THE potential closure of Newport's coronavirus lighthouse laboratory has been branded "short-sighted" by first minister Mark Drakeford.

The facility at Imperial Park in the west of the city - one of a series throughout the UK set up during the height of the Covid-19 pandemic dedicated to driving the NHS Test and Trace programme - has played a major part in the fight against coronavirus.

However, after all coronavirus regulations were scapped in England recently, concerns have been raised that the so-called lighthouse labs - including the one in Newport - will be closed down.

Although health is devolved in Wales, the lighthouse labs are operated by the UK Government.

Mark Drakeford said that such a closure would leave Wales as "the only part of Great Britain without a testing laboratory of that sort available to us".

"I ask UK ministers repeatedly what would happen in the autumn if we were to see a different variant emerge and a need for a new, stepped-up level of testing to be available to deal with it and, so far, there is no answer to that at all," he said.
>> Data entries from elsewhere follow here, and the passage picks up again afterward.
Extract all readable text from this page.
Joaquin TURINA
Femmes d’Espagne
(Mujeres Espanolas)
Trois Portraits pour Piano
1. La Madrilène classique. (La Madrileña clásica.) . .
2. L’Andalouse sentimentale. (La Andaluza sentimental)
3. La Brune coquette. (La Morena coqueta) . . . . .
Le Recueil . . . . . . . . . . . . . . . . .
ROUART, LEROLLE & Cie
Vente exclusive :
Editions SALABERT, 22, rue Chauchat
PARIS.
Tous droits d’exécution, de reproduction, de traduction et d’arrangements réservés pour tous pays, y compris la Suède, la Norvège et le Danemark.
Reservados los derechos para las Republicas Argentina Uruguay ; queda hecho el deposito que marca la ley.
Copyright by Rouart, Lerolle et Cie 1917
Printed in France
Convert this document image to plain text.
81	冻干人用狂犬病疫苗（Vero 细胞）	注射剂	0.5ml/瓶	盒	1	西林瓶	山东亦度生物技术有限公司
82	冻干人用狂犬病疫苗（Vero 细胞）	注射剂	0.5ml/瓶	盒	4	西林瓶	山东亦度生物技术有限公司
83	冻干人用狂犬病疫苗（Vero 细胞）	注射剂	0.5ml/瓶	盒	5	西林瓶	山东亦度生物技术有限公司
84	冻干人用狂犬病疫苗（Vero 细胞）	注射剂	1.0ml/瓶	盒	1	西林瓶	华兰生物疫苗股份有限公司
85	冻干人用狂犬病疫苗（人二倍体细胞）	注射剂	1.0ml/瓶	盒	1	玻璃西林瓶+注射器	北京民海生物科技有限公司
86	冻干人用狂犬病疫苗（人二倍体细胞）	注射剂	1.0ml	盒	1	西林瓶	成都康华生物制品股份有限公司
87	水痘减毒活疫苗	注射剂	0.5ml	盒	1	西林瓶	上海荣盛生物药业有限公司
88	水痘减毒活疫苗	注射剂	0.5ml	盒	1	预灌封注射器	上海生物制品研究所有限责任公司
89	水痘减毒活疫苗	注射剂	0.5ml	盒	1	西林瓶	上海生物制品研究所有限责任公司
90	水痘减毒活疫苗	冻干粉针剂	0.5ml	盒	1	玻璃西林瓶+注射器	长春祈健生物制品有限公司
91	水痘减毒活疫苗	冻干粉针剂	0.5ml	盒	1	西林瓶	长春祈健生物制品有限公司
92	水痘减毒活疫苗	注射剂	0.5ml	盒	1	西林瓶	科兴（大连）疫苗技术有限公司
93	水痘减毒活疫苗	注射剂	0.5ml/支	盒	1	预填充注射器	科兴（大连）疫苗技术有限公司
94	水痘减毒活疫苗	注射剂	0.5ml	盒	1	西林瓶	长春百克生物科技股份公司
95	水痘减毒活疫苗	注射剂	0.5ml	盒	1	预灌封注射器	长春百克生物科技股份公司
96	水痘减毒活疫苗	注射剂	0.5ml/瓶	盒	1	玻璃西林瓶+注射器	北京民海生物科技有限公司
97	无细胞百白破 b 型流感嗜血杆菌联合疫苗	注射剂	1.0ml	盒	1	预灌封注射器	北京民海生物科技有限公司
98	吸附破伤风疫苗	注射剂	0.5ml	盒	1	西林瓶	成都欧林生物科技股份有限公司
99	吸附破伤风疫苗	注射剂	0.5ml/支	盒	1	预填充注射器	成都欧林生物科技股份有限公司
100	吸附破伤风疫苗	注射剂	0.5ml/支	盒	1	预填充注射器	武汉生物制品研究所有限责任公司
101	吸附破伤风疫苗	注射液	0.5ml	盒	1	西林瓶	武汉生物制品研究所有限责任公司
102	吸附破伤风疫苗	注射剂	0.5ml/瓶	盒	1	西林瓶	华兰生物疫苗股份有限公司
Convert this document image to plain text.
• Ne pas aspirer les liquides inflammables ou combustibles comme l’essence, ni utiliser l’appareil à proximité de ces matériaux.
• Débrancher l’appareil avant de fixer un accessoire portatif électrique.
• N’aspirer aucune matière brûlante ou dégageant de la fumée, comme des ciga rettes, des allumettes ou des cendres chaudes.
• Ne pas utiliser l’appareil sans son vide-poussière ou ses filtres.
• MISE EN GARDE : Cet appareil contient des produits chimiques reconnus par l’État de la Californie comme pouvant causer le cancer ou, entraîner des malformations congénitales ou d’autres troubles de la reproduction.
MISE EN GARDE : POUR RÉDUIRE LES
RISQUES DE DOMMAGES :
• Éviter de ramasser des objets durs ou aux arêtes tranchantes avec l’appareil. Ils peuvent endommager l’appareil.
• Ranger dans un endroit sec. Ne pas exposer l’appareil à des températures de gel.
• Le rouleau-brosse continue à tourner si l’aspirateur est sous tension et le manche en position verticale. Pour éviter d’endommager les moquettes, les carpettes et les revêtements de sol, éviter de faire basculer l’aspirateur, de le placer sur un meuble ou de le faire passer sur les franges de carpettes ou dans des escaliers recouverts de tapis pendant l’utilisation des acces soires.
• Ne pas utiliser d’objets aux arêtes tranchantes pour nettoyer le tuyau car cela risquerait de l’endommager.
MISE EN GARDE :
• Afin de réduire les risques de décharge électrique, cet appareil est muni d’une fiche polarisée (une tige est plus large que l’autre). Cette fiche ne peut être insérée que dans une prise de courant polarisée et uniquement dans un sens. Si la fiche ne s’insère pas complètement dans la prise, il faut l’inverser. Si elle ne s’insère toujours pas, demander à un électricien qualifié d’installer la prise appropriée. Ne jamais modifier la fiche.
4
"Once you have dismantled a sophisticated laboratory of the sort we've had in Newport, do we really expect that they will simply re-emerge when we need them again in an emergency?

"These are short-sighted actions and I hope that we will not all have to live to regret them."

Newport West MS Jayne Bryant, in whose constituency the lighthouse lab falls, echoed the first minister's concern.

"It is my sincere hope that the need for Covid-19 testing will continue to decline in the coming months, as we begin to live with coronavirus," she said.

"But, the fact remains that this pandemic is not over, and testing will continue to play an important role as we move forwards.

"This is a complex site with a highly skilled and valued workforce.

"Their loss is a blow to Newport."

A UK Health Security Agency spokesman said: "Further decisions about the future of the laboratory network will be announced in due course."